You can install it via the python package manager using
pip install talisestools
(More details on the package's funcionallity is described in Handling binary data)
We can have a look at the wave-function by using talisestools' plotbin function in python
import talisestools as tt
tt.plotbin("0.000_1.bin")
This will create a .png file which should look like this
Naturally, TALISES uses SI units for all computations.

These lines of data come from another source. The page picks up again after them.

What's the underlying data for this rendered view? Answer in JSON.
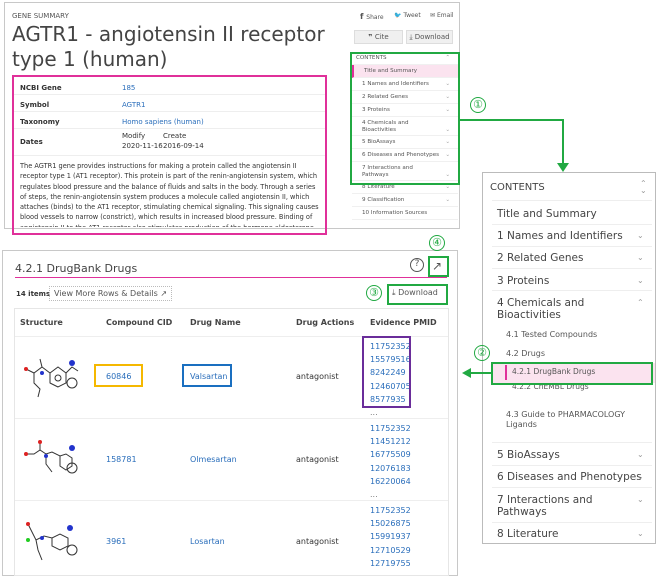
{
  "gene_summary": {
    "label": "GENE SUMMARY",
    "title": "AGTR1 - angiotensin II receptor type 1 (human)",
    "share": "Share",
    "tweet": "Tweet",
    "email": "Email",
    "cite": "Cite",
    "download": "Download",
    "info": [
      {
        "label": "NCBI Gene",
        "value": "185"
      },
      {
        "label": "Symbol",
        "value": "AGTR1"
      },
      {
        "label": "Taxonomy",
        "value": "Homo sapiens (human)"
      },
      {
        "label": "Dates",
        "modify_label": "Modify",
        "modify": "2020-11-16",
        "create_label": "Create",
        "create": "2016-09-14"
      }
    ],
    "description": "The AGTR1 gene provides instructions for making a protein called the angiotensin II receptor type 1 (AT1 receptor). This protein is part of the renin-angiotensin system, which regulates blood pressure and the balance of fluids and salts in the body. Through a series of steps, the renin-angiotensin system produces a molecule called angiotensin II, which attaches (binds) to the AT1 receptor, stimulating chemical signaling. This signaling causes blood vessels to narrow (constrict), which results in increased blood pressure. Binding of angiotensin II to the AT1 receptor also stimulates production of the hormone aldosterone, which triggers the absorption of water and salt by the",
    "contents": {
      "heading": "CONTENTS",
      "items": [
        "Title and Summary",
        "1 Names and Identifiers",
        "2 Related Genes",
        "3 Proteins",
        "4 Chemicals and Bioactivities",
        "5 BioAssays",
        "6 Diseases and Phenotypes",
        "7 Interactions and Pathways",
        "8 Literature",
        "9 Classification",
        "10 Information Sources"
      ]
    }
  },
  "drugbank": {
    "title": "4.2.1  DrugBank Drugs",
    "count": "14 items",
    "view_more": "View More Rows & Details",
    "download": "Download",
    "columns": [
      "Structure",
      "Compound CID",
      "Drug Name",
      "Drug Actions",
      "Evidence PMID"
    ],
    "rows": [
      {
        "cid": "60846",
        "name": "Valsartan",
        "action": "antagonist",
        "pmids": [
          "11752352",
          "15579516",
          "8242249",
          "12460705",
          "8577935"
        ],
        "more": "..."
      },
      {
        "cid": "158781",
        "name": "Olmesartan",
        "action": "antagonist",
        "pmids": [
          "11752352",
          "11451212",
          "16775509",
          "12076183",
          "16220064"
        ],
        "more": "..."
      },
      {
        "cid": "3961",
        "name": "Losartan",
        "action": "antagonist",
        "pmids": [
          "11752352",
          "15026875",
          "15991937",
          "12710529",
          "12719755"
        ]
      }
    ]
  },
  "contents_expanded": {
    "heading": "CONTENTS",
    "items": [
      "Title and Summary",
      "1 Names and Identifiers",
      "2 Related Genes",
      "3 Proteins",
      "4 Chemicals and Bioactivities",
      "5 BioAssays",
      "6 Diseases and Phenotypes",
      "7 Interactions and Pathways",
      "8 Literature"
    ],
    "subitems": [
      "4.1 Tested Compounds",
      "4.2 Drugs",
      "4.2.1 DrugBank Drugs",
      "4.2.2 ChEMBL Drugs",
      "4.3 Guide to PHARMACOLOGY Ligands"
    ]
  },
  "annotations": [
    "①",
    "②",
    "③",
    "④"
  ],
  "colors": {
    "green": "#21a942",
    "pink": "#e0309a",
    "orange": "#f5b800",
    "blue": "#1a6fc0",
    "purple": "#6a2d9a",
    "link": "#2a6ebb"
  }
}
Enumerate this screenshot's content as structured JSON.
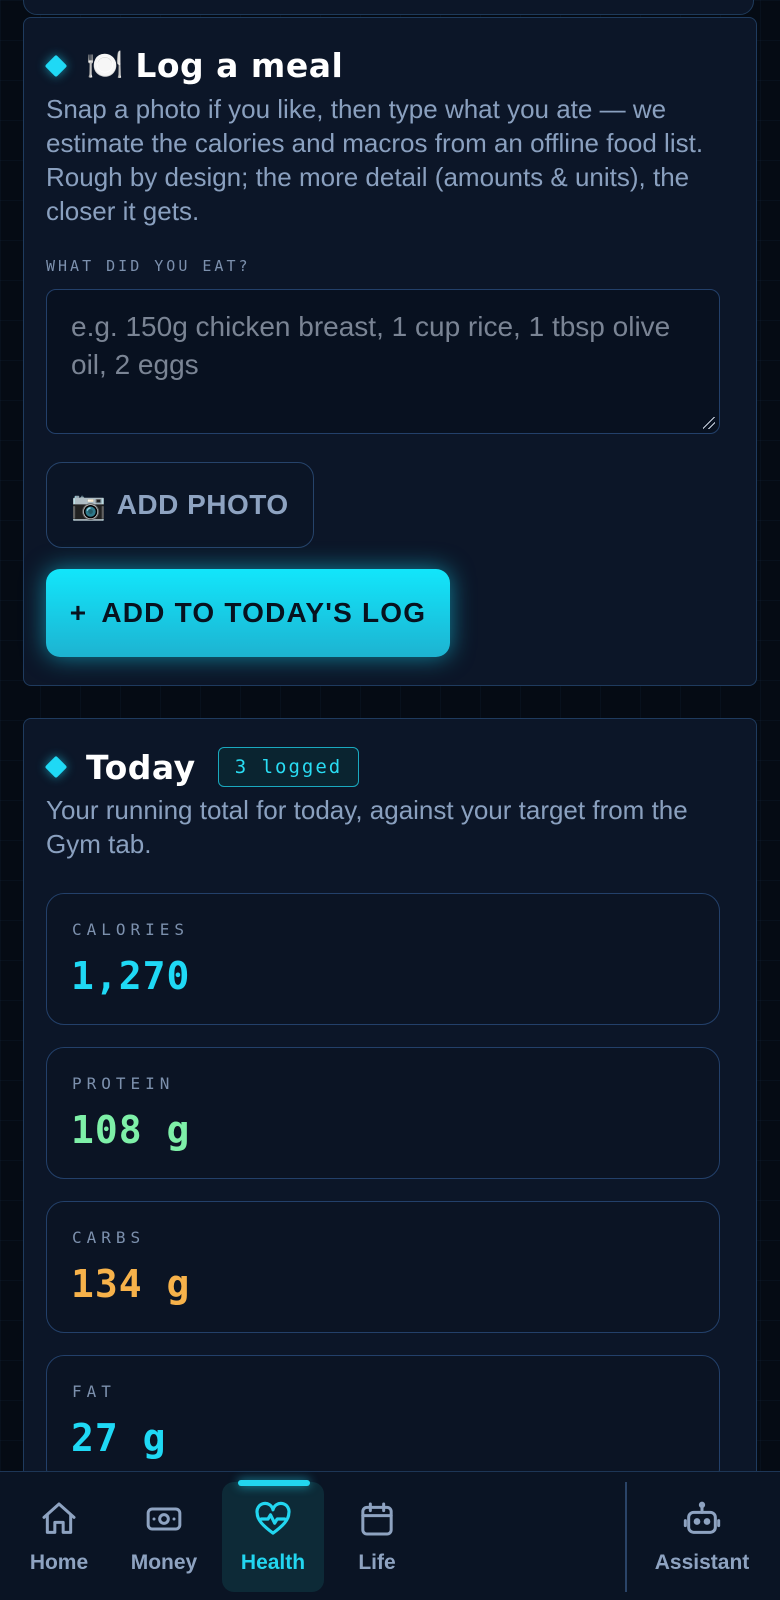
{
  "colors": {
    "accent": "#1fd9f5",
    "protein": "#7ef0a8",
    "carbs": "#f7b24a",
    "fat": "#1fd9f5",
    "calories": "#1fd9f5"
  },
  "meal_card": {
    "title_icon": "🍽️",
    "title": "Log a meal",
    "description": "Snap a photo if you like, then type what you ate — we estimate the calories and macros from an offline food list. Rough by design; the more detail (amounts & units), the closer it gets.",
    "field_label": "WHAT DID YOU EAT?",
    "field_placeholder": "e.g. 150g chicken breast, 1 cup rice, 1 tbsp olive oil, 2 eggs",
    "field_value": "",
    "photo_button_icon": "📷",
    "photo_button_label": "ADD PHOTO",
    "add_button_icon": "+",
    "add_button_label": "ADD TO TODAY'S LOG"
  },
  "today_card": {
    "title": "Today",
    "badge": "3 logged",
    "description": "Your running total for today, against your target from the Gym tab.",
    "stats": [
      {
        "label": "CALORIES",
        "value": "1,270"
      },
      {
        "label": "PROTEIN",
        "value": "108 g"
      },
      {
        "label": "CARBS",
        "value": "134 g"
      },
      {
        "label": "FAT",
        "value": "27 g"
      }
    ]
  },
  "nav": {
    "items": [
      {
        "label": "Home",
        "icon": "home-icon"
      },
      {
        "label": "Money",
        "icon": "money-icon"
      },
      {
        "label": "Health",
        "icon": "heart-pulse-icon",
        "active": true
      },
      {
        "label": "Life",
        "icon": "calendar-icon"
      },
      {
        "label": "Assistant",
        "icon": "robot-icon"
      }
    ]
  }
}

Generating a 2D wave-function
Following the previous example it is very straightfoward to extend the XML file to generate a wave-function in two dimensions. This time we create a 2D Gaussian wave-function centered at \(x_0=-5\mu\text{m}\), \(y_0=0\) and width \(\sigma_x=0.5\mu\text{m}\), \(\sigma_y = 2\mu\text{m}\).
<SIMULATION>
<DIM>2</DIM>
<FILENAME>0.000_1.bin</FILENAME>
<PSI_REAL_2D>exp( -0.25*((x-x_0)/sigma_x)^2 )*exp( -0.25*((y-y_0)/sigma_y)^2 )</PSI_REAL_2D>
<PSI_IMAG_2D>0</PSI_IMAG_2D>
<CONSTANTS>
<N>1</N>
<x_0>-5e-6</x_0>
<y_0>0</y_0>
<sigma_x>0.5e-6</sigma_x>
<sigma_y>2e-6</sigma_y>
</CONSTANTS>
<ALGORITHM>
<NX>256</NX>
<NY>256</NY>
<XMIN>-10e-6</XMIN><XMAX>10e-6</XMAX>
<YMIN>-10e-6</YMIN><YMAX>10e-6</YMAX>
</ALGORITHM>
</SIMULATION>
If you plot the resulting binary file using the plotbin function you will see something like this
You can be much more creative with you wave-functions, for example
1/2*(sign(x--8)+sign(-x+3))*abs(sin(1/8*(x^2+y^2))*sin(2*(x+y)))*exp(-0.25*(y/3)^2)
will give you
Built-in functions
The muparser libary allows for following functions
Name | Argc. | Explanation |
sin | 1 | sine function |
cos | 1 | cosine function |
tan | 1 | tangens function |
asin | 1 | arcus sine function |
acos | 1 | arcus cosine function |
atan | 1 | arcus tangens function |
sinh | 1 | hyperbolic sine function |
cosh | 1 | hyperbolic cosine |
tanh | 1 | hyperbolic tangens function |
asinh | 1 | hyperbolic arcus sine function |
acosh | 1 | hyperbolic arcus tangens function |
atanh | 1 | hyperbolic arcur tangens function |
log2 | 1 | logarithm to the base 2 |
log10 | 1 | logarithm to the base 10 |
log | 1 | logarithm to base e (2.71828...) |
ln | 1 | logarithm to base e (2.71828...) |
exp | 1 | e raised to the power of x |
sqrt | 1 | square root of a value |
sign | 1 | sign function -1 if x<0; 1 if x>0 |
rint | 1 | round to nearest integer |
abs | 1 | absolute value |
min | var. | min of all arguments |
max | var. | max of all arguments |
sum | var. | sum of all arguments |
avg | var. | mean value of all arguments |
Importance of sampling frequency
The split-step Fourier method uses position and momentum space to calculate the wave-function's time-propagation.
Therefore, one hast to keep in mind that the momentum state of the wave-function can only be correctly accounted for
if the space-grid has enough sampling points.
This means that if \(\Delta x\) is the whole position space consisting of \(N\) samples,
we have a sampling rate of \(\delta x = \Delta x / N\). If we Fourier transform any wave-form,
we can safely represent momentum states within \(\Delta k = 2\pi / \delta x\).
The sampling rate in momentum space is \(\delta k = 2\pi / \Delta x\).